We turned into Gloucester Road. There were many people passing here, on the pavement and in the road, and the tinkling of bicycle bells was a cheerful counterpoint to the general sense of despondency. Our tight little party — and Moses in his gaudy costume in particular were treated to many extended stares, but no body came too close, or spoke to us. There were plenty of soldiers hereabouts, in drab uniforms similar to those of the ’Naut crew, but most of the men wore suits which — if rather plain and ill-cut — would not have looked out of place in 1891. The women wore delicate skirts and blouses, quite plain and functional, and the only source of shock in this was that most of the skirts were cut quite high, to within three or four inches of the knee, so that there were more feminine calves and ankles on display in a few yards than, I think, I had ever seen in my life! (This latter was not of much interest to me, against the background of so much Change; but it was, apparently, of rather more fascination to Moses, and I found the way he stared rather ungentlemanly.)

But, uniformly, all the pedestrians wore those odd metal epaulets, and all lugged about, even in this summer heat, heavy webbing cases bearing their gas-masks.

I became aware that our soldiers had their holsters open, to a man; I realized that the weapons were not intended for us, for I could see the thin eyes of the soldiers as they surveyed the crush of people close to us.

We turned east along Queen’s Gate Terrace. This was a part of London I had been familiar with. It was a wide, elegant street lined by tall terraces; and I saw that the houses here were pretty much untouched by the intervening time. The fronts of the houses still sported the mock Greco-Roman ornamentation I remembered — pillars carved with floral designs, and the like — and the pavement was lined by the same black-painted area rails.

Bond stopped us at one of these houses, halfway along the street. She climbed the step to the front door and rapped on it with a gloved hand; a soldier — another private, in battle-dress — opened it from within. Bond said to us, “All the houses here were requisitioned by the Air Ministry, a while ago. You’ll have everything you need — just ask the privates — and Filby will stay with you.”

Moses and I exchanged glances. “But what are we to do now?” I asked.

“Just wait,” she said. “Freshen up — get some sleep. Heaven knows what hour your bodies think it is!… I’ve had instructions from the Air Ministry; they are very interested in meeting you,” she told me. “A scientist from the Ministry is taking charge of your case. He will be here to see you in the morning.

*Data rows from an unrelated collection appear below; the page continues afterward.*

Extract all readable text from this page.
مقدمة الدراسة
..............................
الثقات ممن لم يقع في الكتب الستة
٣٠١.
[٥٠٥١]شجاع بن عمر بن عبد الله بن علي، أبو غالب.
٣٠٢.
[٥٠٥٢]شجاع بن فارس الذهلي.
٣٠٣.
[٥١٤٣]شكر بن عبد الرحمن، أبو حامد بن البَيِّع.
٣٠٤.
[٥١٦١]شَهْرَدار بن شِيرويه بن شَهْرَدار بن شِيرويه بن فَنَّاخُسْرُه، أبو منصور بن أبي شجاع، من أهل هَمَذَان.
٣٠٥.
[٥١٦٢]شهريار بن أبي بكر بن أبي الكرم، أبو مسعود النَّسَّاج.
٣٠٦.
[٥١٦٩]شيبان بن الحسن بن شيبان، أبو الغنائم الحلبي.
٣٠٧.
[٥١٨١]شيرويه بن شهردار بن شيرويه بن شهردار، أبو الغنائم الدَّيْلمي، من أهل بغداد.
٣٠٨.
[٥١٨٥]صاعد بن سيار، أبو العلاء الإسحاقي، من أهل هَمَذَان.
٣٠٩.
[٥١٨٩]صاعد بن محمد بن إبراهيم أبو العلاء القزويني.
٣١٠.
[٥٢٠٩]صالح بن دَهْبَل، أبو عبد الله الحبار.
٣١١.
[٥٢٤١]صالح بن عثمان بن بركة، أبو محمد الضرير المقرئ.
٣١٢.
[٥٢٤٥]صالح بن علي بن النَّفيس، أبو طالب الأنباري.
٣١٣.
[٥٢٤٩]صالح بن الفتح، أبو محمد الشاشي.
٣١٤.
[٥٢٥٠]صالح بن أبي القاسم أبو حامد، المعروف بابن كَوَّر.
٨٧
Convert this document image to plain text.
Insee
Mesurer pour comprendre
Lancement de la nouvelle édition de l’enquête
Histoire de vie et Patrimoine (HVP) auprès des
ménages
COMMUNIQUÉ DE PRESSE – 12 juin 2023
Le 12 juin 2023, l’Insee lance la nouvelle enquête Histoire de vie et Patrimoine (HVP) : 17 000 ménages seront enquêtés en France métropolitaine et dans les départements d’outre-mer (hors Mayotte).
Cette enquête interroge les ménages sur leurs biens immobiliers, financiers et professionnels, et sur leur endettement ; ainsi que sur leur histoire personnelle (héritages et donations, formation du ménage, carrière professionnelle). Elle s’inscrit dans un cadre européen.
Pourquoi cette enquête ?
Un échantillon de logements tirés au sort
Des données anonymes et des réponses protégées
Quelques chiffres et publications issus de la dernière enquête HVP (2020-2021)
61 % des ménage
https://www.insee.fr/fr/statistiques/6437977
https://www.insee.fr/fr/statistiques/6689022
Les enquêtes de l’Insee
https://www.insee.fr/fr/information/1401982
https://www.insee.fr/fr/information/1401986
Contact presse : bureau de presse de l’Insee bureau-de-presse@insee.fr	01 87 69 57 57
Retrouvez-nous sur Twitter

“Well. Good luck — perhaps we’ll meet again.” And with that, she shook my hand, and Moses’s, in a manly fashion, and she called Trooper Oldfield to her; and they set off down the Mews once more, two young warriors erect and brave — and every bit as fragile as that War-Burned wretch I had seen earlier in Kensington High Street.

[4]

The House in Queen’s Gate Terrace

Filby showed us around the house. The rooms were large, clean and bright, though the curtains were drawn. The house was furnished comfortably but plainly, in a style that would not have seemed out of place in 1891; the chief difference was a proliferation of new electrical gadgets, especially a variety of lights and other appliances, such as a large cooker, refrigerating boxes, fans and heaters.